Akp’li Cumhurbaşkanı Tayyip Erdoğan’ın geçtiğimiz günlerde namaz çıkışı yaptığı açıklamalar, AKP’nin yıllardır gizlemeye çalıştığı gerçeklerin artık saklanamaz hale geldiğini göstermektedir.
Erdoğan, Suriye’de faaliyet gösteren terör örgütlerinin saldırılarını “başarı” olarak değerlendirmiş ve bu grupların hedeflerini Şam’a ulaşmak olarak ifade etmiştir. Bu açıklama, Türkiye tarihinde ilk defa bir cumhurbaşkanının bu kadar açık bir şekilde komşu bir ülkedeki terör faaliyetlerini övmesi olarak tarihe geçmiştir.

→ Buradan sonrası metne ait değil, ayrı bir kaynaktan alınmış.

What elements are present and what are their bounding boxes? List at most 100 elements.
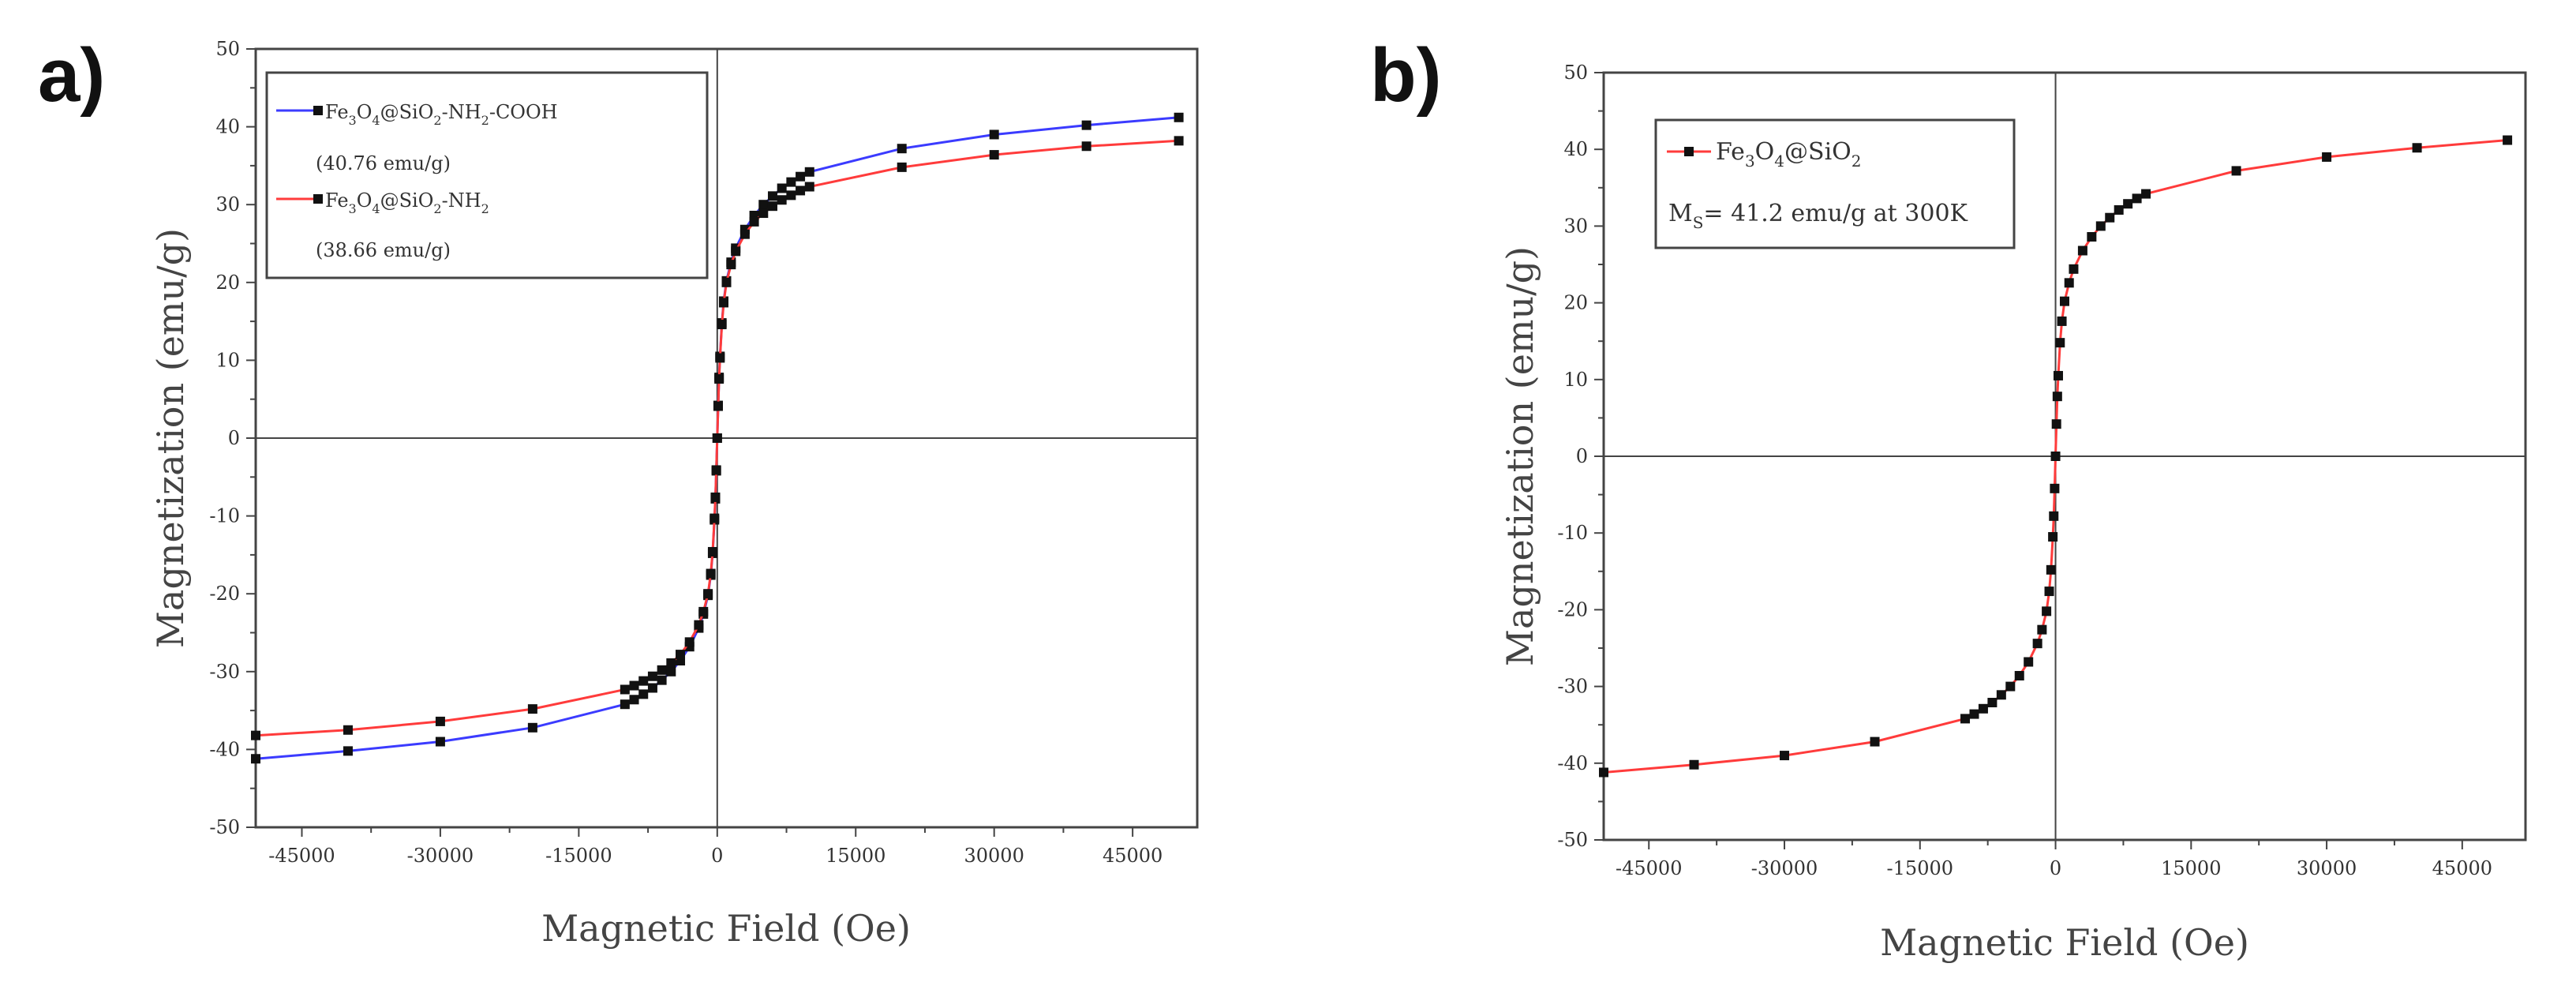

Bu açıklama, iki temel itirafı da beraberinde getirmiştir:
- Türkiye’nin Suriye’deki terör faaliyetlerini desteklediği bizzat Erdoğan tarafından üstü kapalı olmaktan uzak bir şekilde dile getirilmiştir. Bugüne kadar “muhalif gruplar” adı altında meşrulaştırılmaya çalışılan örgütlerin, aslında Suriye’nin toprak bütünlüğünü tehdit eden terör çeteleri olduğu açıktır. Erdoğan’ın bu ifadeleri, yıllardır uluslararası arenada reddedilen suçlamaları teyit etmekle kalmamış, aynı zamanda Türkiye’yi bu örgütlerin suçlarına ortak konumuna düşürmüştür.
- Türkiye, bölgesel kamplaşmada ABD ve Batılı emperyalist ülkelerin yanında yer aldığını açıkça ilan etmiştir. Erdoğan’ın açıklamalarında Şam’ı hedef göstererek yaptığı övgü, Batılı ülkelerin bölgeyi istikrarsızlaştırma ve Büyük Ortadoğu Projesi’nin bir parçası olarak Suriye’yi parçalama planlarının desteklenmesi anlamına gelmektedir. Bu, Türkiye’nin bağımsız bir dış politika yerine emperyalist projelere hizmet eden bir ülke konumuna düşürüldüğünün itirafıdır.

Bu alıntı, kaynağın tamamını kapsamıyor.